Oftentimes we think the complex something is, the more effective it is.
This is absolutely false!
As my Sifu used to say, “After 30 years of practicing Kung Fu, doing fancy moves, tornado kicks and strikes that could take out a group of people – the most effective move is still the simple straight punch”.
The above outlines that in a real street fight, fancy moves will not defend you – but a solid straight punch will.
Perfect the simple, make it strong, and the complex will evolve around the simple.
But – flashy moves are cool. They seem like they might be more effective. But often they lack power.
A student from another school came in and demostrated his school’s kung fu form. My Sifu watched politely. I thought the form looked ok. Sifu smiled, thanked him, and he left.

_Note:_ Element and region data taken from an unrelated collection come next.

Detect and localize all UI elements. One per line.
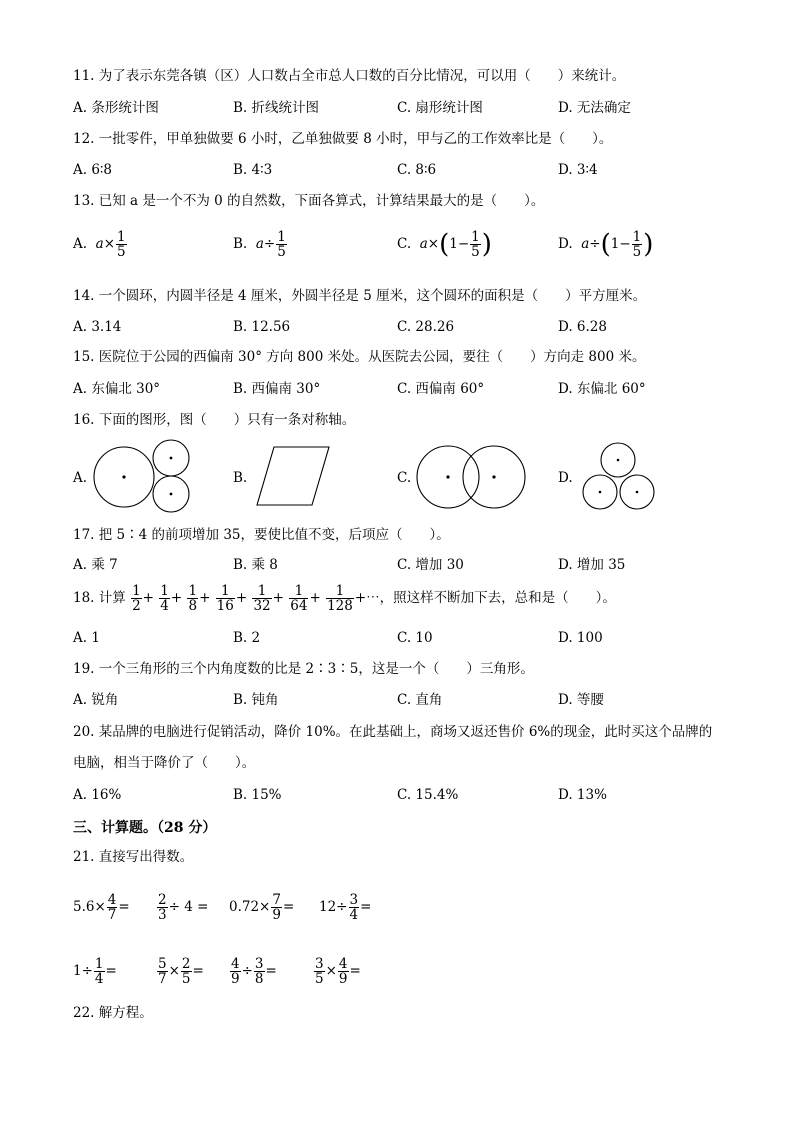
q14-option-b[interactable]: B. 12.56 [233, 319, 291, 335]
q20-option-b[interactable]: B. 15% [233, 787, 282, 803]
fraction: $\frac{1}{16}$ [216, 583, 234, 614]
question-16: 16. 下面的图形，图（ ）只有一条对称轴。 [73, 412, 356, 428]
fraction: $\frac{1}{5}$ [117, 229, 126, 260]
question-19: 19. 一个三角形的三个内角度数的比是 2∶3∶5，这是一个（ ）三角形。 [73, 661, 534, 677]
fraction: $\frac{1}{128}$ [327, 583, 353, 614]
fraction: $\frac{1}{8}$ [188, 583, 198, 614]
q11-option-c[interactable]: C. 扇形统计图 [397, 100, 483, 116]
fraction: $\frac{1}{4}$ [160, 583, 169, 614]
q17-option-a[interactable]: A. 乘 7 [73, 557, 118, 573]
q18-option-d[interactable]: D. 100 [558, 630, 603, 646]
question-13: 13. 已知 a 是一个不为 0 的自然数，下面各算式，计算结果最大的是（ ）。 [73, 193, 545, 209]
q15-option-d[interactable]: D. 东偏北 60° [558, 381, 646, 397]
q19-option-d[interactable]: D. 等腰 [558, 692, 604, 708]
q18-option-b[interactable]: B. 2 [233, 630, 261, 646]
figure-d-three-circles [583, 443, 654, 509]
q13-option-a[interactable]: A. a× $\frac{1}{5}$ [73, 229, 126, 260]
q13-option-d[interactable]: D. a÷(1− $\frac{1}{5}$ ) [558, 229, 654, 260]
q16-option-c[interactable]: C. [397, 470, 412, 486]
question-20-line-1: 20. 某品牌的电脑进行促销活动，降价 10%。在此基础上，商场又返还售价 6%的现金，此时买这个品牌的 [73, 724, 713, 740]
q16-option-a[interactable]: A. [73, 470, 88, 486]
q17-option-b[interactable]: B. 乘 8 [233, 557, 278, 573]
q14-option-d[interactable]: D. 6.28 [558, 319, 607, 335]
question-14: 14. 一个圆环，内圆半径是 4 厘米，外圆半径是 5 厘米，这个圆环的面积是（ ）平方厘米。 [73, 288, 647, 304]
calc-expression-8: $\frac{3}{5}$ × $\frac{4}{9}$ = [315, 956, 361, 987]
q19-option-b[interactable]: B. 钝角 [233, 692, 279, 708]
question-11: 11. 为了表示东莞各镇（区）人口数占全市总人口数的百分比情况，可以用（ ）来统计。 [73, 68, 626, 84]
question-18: 18. 计算 $\frac{1}{2}$ + $\frac{1}{4}$ + $\frac{1}{8}$ + $\frac{1}{16}$ + $\frac{1}{32}$ + $\frac{1}{64}$ + $\frac{1}{128}$ +⋯，照这样不断加下去，总和是（ ）。 [73, 583, 616, 614]
q12-option-d[interactable]: D. 3∶4 [558, 162, 598, 178]
fraction: $\frac{1}{5}$ [632, 229, 642, 260]
q11-option-d[interactable]: D. 无法确定 [558, 100, 631, 116]
calc-expression-3: 0.72× $\frac{7}{9}$ = [229, 892, 295, 923]
fraction: $\frac{1}{64}$ [290, 583, 308, 614]
calc-expression-7: $\frac{4}{9}$ ÷ $\frac{3}{8}$ = [231, 956, 277, 987]
q14-option-c[interactable]: C. 28.26 [397, 319, 455, 335]
calc-expression-1: 5.6× $\frac{4}{7}$ = [73, 892, 130, 923]
question-17: 17. 把 5∶4 的前项增加 35，要使比值不变，后项应（ ）。 [73, 527, 450, 543]
q11-option-a[interactable]: A. 条形统计图 [73, 100, 159, 116]
q18-option-a[interactable]: A. 1 [73, 630, 100, 646]
q15-option-a[interactable]: A. 东偏北 30° [73, 381, 161, 397]
q16-option-b[interactable]: B. [233, 470, 248, 486]
question-22: 22. 解方程。 [73, 1005, 153, 1021]
question-12: 12. 一批零件，甲单独做要 6 小时，乙单独做要 8 小时，甲与乙的工作效率比是（ ）。 [73, 131, 613, 147]
q15-option-c[interactable]: C. 西偏南 60° [397, 381, 485, 397]
q19-option-a[interactable]: A. 锐角 [73, 692, 119, 708]
fraction: $\frac{1}{2}$ [132, 583, 141, 614]
q16-option-d[interactable]: D. [558, 470, 573, 486]
q14-option-a[interactable]: A. 3.14 [73, 319, 122, 335]
question-20-line-2: 电脑，相当于降价了（ ）。 [73, 755, 256, 771]
q12-option-c[interactable]: C. 8∶6 [397, 162, 437, 178]
q20-option-c[interactable]: C. 15.4% [397, 787, 459, 803]
q13-option-c[interactable]: C. a×(1− $\frac{1}{5}$ ) [397, 229, 492, 260]
calc-expression-6: $\frac{5}{7}$ × $\frac{2}{5}$ = [158, 956, 204, 987]
fraction: $\frac{1}{32}$ [253, 583, 271, 614]
q15-option-b[interactable]: B. 西偏南 30° [233, 381, 321, 397]
fraction: $\frac{1}{5}$ [277, 229, 286, 260]
calc-expression-2: $\frac{2}{3}$ ÷ 4 = [158, 892, 209, 923]
q19-option-c[interactable]: C. 直角 [397, 692, 443, 708]
q18-option-c[interactable]: C. 10 [397, 630, 433, 646]
q13-option-b[interactable]: B. a÷ $\frac{1}{5}$ [233, 229, 286, 260]
calc-expression-5: 1÷ $\frac{1}{4}$ = [73, 956, 117, 987]
q12-option-b[interactable]: B. 4∶3 [233, 162, 273, 178]
q17-option-d[interactable]: D. 增加 35 [558, 557, 626, 573]
q12-option-a[interactable]: A. 6∶8 [73, 162, 113, 178]
fraction: $\frac{1}{5}$ [471, 229, 480, 260]
section-heading: 三、计算题。（28 分） [73, 820, 217, 836]
q20-option-a[interactable]: A. 16% [73, 787, 122, 803]
figure-b-parallelogram [257, 447, 329, 505]
question-21: 21. 直接写出得数。 [73, 849, 194, 865]
q17-option-c[interactable]: C. 增加 30 [397, 557, 464, 573]
q11-option-b[interactable]: B. 折线统计图 [233, 100, 320, 116]
calc-expression-4: 12÷ $\frac{3}{4}$ = [319, 892, 372, 923]
figure-a-circles [94, 440, 189, 512]
figure-c-overlapping-circles [417, 446, 525, 508]
question-15: 15. 医院位于公园的西偏南 30° 方向 800 米处。从医院去公园，要往（ ）方向走 800 米。 [73, 349, 646, 365]
q20-option-d[interactable]: D. 13% [558, 787, 607, 803]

After, Sifu asked us “Did you notice how weak and powerless his form was? He was dancing, not fighting. There was no power in it.”. That made me realize that although the form looked complex and artistic, it lacked any type of real effectiveness.
It’s fine to practice an art for the sake of the art form. But if you want to practice Kung Fu for the self-defense aspect, then learn to generate power in the simple moves first.
Start by throwing 300 punches, every day. Don’t hyperextend your joints though – this means when you throw the punch, your elbow joints don’t straighten all the way and put any type of strain on the joint. Be powerful, punch through your imaginary opponent, but don’t overextend. Throw 100 high, 100 medium and 100 low punches.